Optimizing heat transfer in microchannel heat ex-changers: a comparative analysis of channel geometry and nanofluids through CFD and experimental approaches.

Abstract This study investigates the impact of channel geometry and nanofluid concentration on heat transfer performance in microchannel heat exchangers, using both CFD simulations and experimental methods. Results show that increasing nanoparticle concentrations and mass flow rates enhance heat transfer in both rectangular and circular channels. At a nanoparticle concentration of 0.05% and a Reynolds number of 500, circular channels demonstrated superior heat transfer performance compared to rectangular channels. Nusselt numbers increased by 18.16% for rectangular and 24.55% for circular channels on average.

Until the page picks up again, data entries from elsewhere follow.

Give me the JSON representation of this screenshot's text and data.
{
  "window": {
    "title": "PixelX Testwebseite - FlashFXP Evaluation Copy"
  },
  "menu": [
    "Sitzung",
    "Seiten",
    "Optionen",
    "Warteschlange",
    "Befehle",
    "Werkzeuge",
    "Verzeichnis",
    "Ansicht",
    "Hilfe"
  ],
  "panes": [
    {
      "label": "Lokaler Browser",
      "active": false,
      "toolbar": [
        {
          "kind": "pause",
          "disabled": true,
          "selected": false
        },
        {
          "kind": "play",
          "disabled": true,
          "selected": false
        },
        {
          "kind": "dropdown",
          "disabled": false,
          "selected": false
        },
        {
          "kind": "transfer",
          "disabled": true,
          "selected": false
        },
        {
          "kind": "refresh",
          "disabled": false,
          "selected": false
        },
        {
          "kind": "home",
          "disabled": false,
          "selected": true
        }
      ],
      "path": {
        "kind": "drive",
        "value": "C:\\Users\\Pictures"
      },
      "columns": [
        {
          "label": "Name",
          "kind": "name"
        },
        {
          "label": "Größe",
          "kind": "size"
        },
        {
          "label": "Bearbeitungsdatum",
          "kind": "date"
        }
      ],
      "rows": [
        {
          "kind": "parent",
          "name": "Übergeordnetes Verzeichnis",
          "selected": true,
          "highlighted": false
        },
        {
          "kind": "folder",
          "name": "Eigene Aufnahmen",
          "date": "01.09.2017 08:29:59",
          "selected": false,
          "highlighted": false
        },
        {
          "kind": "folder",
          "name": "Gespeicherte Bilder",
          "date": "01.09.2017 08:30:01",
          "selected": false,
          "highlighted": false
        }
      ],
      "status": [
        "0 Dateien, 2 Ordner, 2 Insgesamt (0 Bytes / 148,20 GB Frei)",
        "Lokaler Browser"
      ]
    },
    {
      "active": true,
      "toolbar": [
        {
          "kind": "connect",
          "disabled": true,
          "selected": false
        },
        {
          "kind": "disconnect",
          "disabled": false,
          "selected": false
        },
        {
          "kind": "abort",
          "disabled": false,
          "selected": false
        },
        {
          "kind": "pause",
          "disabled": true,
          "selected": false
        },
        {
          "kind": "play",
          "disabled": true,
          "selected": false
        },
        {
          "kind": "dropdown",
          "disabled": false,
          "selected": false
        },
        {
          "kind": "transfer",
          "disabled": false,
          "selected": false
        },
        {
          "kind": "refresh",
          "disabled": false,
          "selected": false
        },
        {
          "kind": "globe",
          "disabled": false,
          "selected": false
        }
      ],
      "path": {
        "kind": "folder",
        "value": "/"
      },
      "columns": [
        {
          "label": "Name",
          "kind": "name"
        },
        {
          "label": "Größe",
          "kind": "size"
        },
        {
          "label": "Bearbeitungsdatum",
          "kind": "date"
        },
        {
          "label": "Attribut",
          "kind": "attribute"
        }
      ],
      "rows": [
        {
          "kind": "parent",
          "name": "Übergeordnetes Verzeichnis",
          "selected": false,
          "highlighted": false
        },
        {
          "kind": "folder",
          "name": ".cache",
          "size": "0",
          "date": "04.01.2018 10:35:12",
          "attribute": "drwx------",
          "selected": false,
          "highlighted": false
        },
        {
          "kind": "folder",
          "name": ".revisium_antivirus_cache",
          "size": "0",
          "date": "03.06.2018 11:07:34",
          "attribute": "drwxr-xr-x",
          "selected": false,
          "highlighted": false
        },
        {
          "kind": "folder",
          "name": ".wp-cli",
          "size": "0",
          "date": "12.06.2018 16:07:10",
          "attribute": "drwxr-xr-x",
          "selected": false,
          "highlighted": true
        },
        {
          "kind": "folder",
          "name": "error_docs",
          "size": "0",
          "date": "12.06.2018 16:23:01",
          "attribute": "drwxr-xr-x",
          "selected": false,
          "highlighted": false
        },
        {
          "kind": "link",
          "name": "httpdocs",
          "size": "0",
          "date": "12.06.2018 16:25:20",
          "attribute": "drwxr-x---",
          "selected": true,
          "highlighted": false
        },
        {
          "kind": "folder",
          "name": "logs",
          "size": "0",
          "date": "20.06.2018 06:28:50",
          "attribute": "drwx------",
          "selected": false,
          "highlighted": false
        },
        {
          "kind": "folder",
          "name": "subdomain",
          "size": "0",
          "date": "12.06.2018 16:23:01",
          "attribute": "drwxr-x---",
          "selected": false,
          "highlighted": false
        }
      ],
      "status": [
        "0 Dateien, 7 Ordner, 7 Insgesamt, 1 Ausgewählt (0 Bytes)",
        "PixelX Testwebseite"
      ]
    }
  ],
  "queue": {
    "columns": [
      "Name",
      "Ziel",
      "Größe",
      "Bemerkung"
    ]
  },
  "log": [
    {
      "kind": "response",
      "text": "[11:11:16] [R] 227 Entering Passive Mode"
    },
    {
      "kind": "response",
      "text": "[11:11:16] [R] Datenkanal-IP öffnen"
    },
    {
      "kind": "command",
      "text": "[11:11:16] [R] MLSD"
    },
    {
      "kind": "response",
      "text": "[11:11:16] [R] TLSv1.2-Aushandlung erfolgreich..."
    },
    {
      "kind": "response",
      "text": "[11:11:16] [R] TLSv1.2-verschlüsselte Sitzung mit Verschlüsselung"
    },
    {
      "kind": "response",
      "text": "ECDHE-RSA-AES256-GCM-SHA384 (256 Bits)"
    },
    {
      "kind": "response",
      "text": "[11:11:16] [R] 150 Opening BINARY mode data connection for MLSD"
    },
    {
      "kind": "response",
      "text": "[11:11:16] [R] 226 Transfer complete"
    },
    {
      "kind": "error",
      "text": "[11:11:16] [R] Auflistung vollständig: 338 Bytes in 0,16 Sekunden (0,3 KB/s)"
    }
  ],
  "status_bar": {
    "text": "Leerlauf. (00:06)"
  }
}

Pressure drops for both geometries also increased, with a 17.57% rise for rectangular and 16.74% for circular channels, relative to the base fluid. Additionally, the pressure drop was 4.72% higher in rectangular channels than in circular ones. Lower Reynolds numbers contributed to a significant reduction in friction factors, with the minimum friction observed at 0.01% nanofluid concentration. Circular channels exhibited lower friction factors compared to rectangular channels across different nanofluid concentrations. CFD and experimental results were in close agreement, particularly regarding pressure drop and temperature, confirming the accuracy of the analysis.